The rotator cuff tears gradually, or all at once. Either way, the decision to repair it surgically is the beginning of a recovery that demands patience, precision, and a clear understanding of what is actually happening inside your shoulder.

Rotator cuff repair is one of the most commonly performed orthopedic surgeries in the United States, with more than 460,000 procedures annually. The surgery itself — most often performed arthroscopically, as an outpatient procedure under regional anesthesia — is well understood and reliably successful. The recovery is a different matter. It is long, it is phased, and it places significant responsibility on the patient to protect the repair during the weeks when the tendon is most vulnerable, while simultaneously progressing through a rehabilitation program that requires consistent effort over months.
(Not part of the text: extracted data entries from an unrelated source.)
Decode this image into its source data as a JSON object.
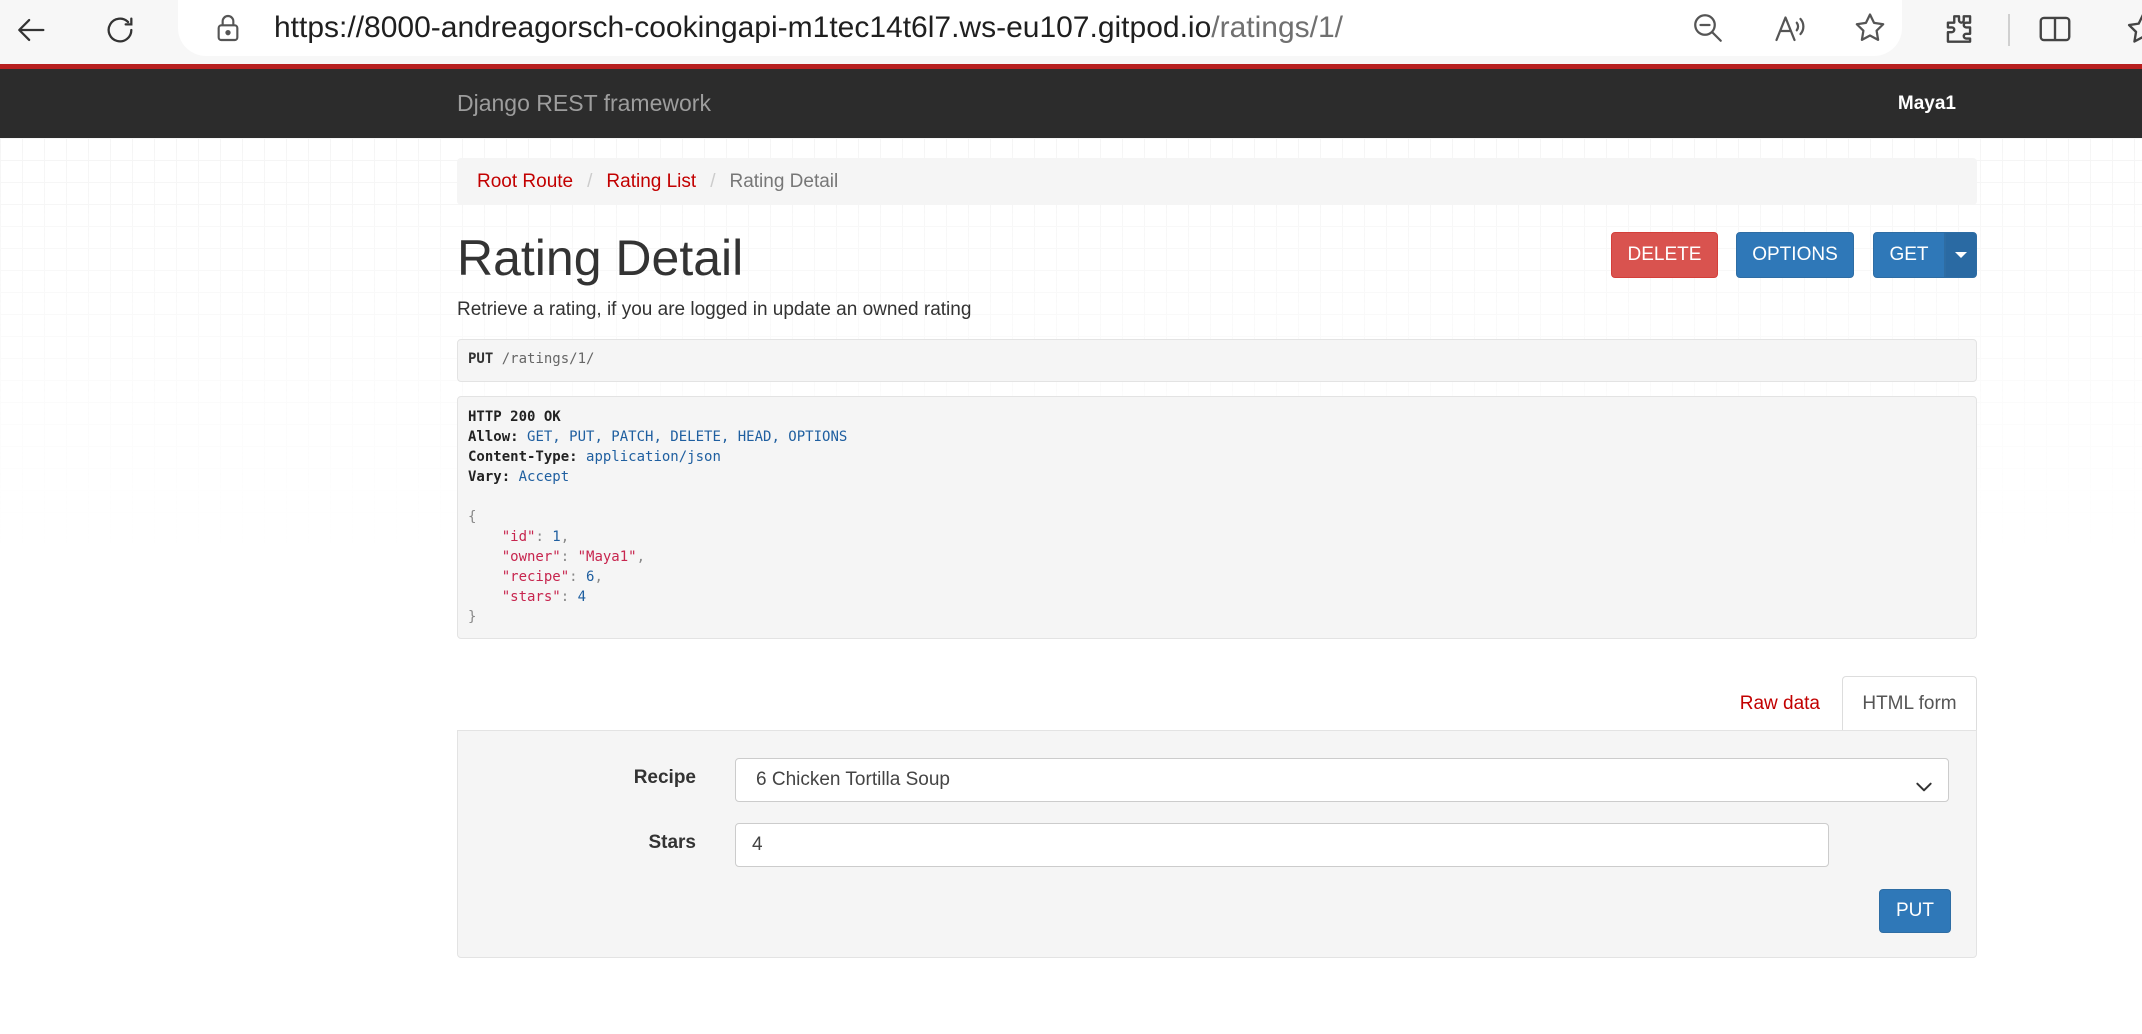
{
  "browser": {
    "url_host": "https://8000-andreagorsch-cookingapi-m1tec14t6l7.ws-eu107.gitpod.io",
    "url_path": "/ratings/1/"
  },
  "navbar": {
    "brand": "Django REST framework",
    "user": "Maya1"
  },
  "breadcrumb": {
    "items": [
      "Root Route",
      "Rating List",
      "Rating Detail"
    ]
  },
  "page": {
    "title": "Rating Detail",
    "description": "Retrieve a rating, if you are logged in update an owned rating"
  },
  "actions": {
    "delete_label": "DELETE",
    "options_label": "OPTIONS",
    "get_label": "GET"
  },
  "request": {
    "method": "PUT",
    "path": "/ratings/1/"
  },
  "response": {
    "status": "HTTP 200 OK",
    "headers": [
      {
        "key": "Allow:",
        "value": "GET, PUT, PATCH, DELETE, HEAD, OPTIONS"
      },
      {
        "key": "Content-Type:",
        "value": "application/json"
      },
      {
        "key": "Vary:",
        "value": "Accept"
      }
    ],
    "body": [
      {
        "key": "\"id\"",
        "value": "1",
        "type": "num",
        "comma": true
      },
      {
        "key": "\"owner\"",
        "value": "\"Maya1\"",
        "type": "str",
        "comma": true
      },
      {
        "key": "\"recipe\"",
        "value": "6",
        "type": "num",
        "comma": true
      },
      {
        "key": "\"stars\"",
        "value": "4",
        "type": "num",
        "comma": false
      }
    ]
  },
  "tabs": {
    "raw": "Raw data",
    "html": "HTML form"
  },
  "form": {
    "recipe_label": "Recipe",
    "recipe_value": "6 Chicken Tortilla Soup",
    "stars_label": "Stars",
    "stars_value": "4",
    "submit_label": "PUT"
  },
  "colors": {
    "accent": "#b81f1f",
    "link": "#c20000",
    "primary": "#2f78b8",
    "danger": "#d9534f",
    "navbar": "#2c2c2c"
  }
}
This guide covers the anatomy of the rotator cuff and why it tears, what the repair actually does to the tissue, why inflammation and pain management in the shoulder carry specific clinical weight, how to integrate cold and compression therapy across the full recovery arc, and what return to full function actually looks like when the process is done right.

Understanding the Rotator Cuff and Why It Tears

Four muscles, one complex mechanical system — and why it is uniquely vulnerable to both injury and difficult recovery.

What the Rotator Cuff Does

The rotator cuff is a group of four muscles and their tendons that surround the glenohumeral joint — the ball-and-socket joint where the upper arm meets the shoulder blade. The four muscles are the supraspinatus, infraspinatus, teres minor, and subscapularis. Together they perform two functions: rotating and lifting the arm, and, more critically, compressing the humeral head against the glenoid socket to stabilize the joint during movement. Without adequate rotator cuff function, the shoulder is mechanically unstable. Reaching overhead, throwing, pushing, and even carrying objects at the side all depend on the rotator cuff firing correctly to keep the joint centered.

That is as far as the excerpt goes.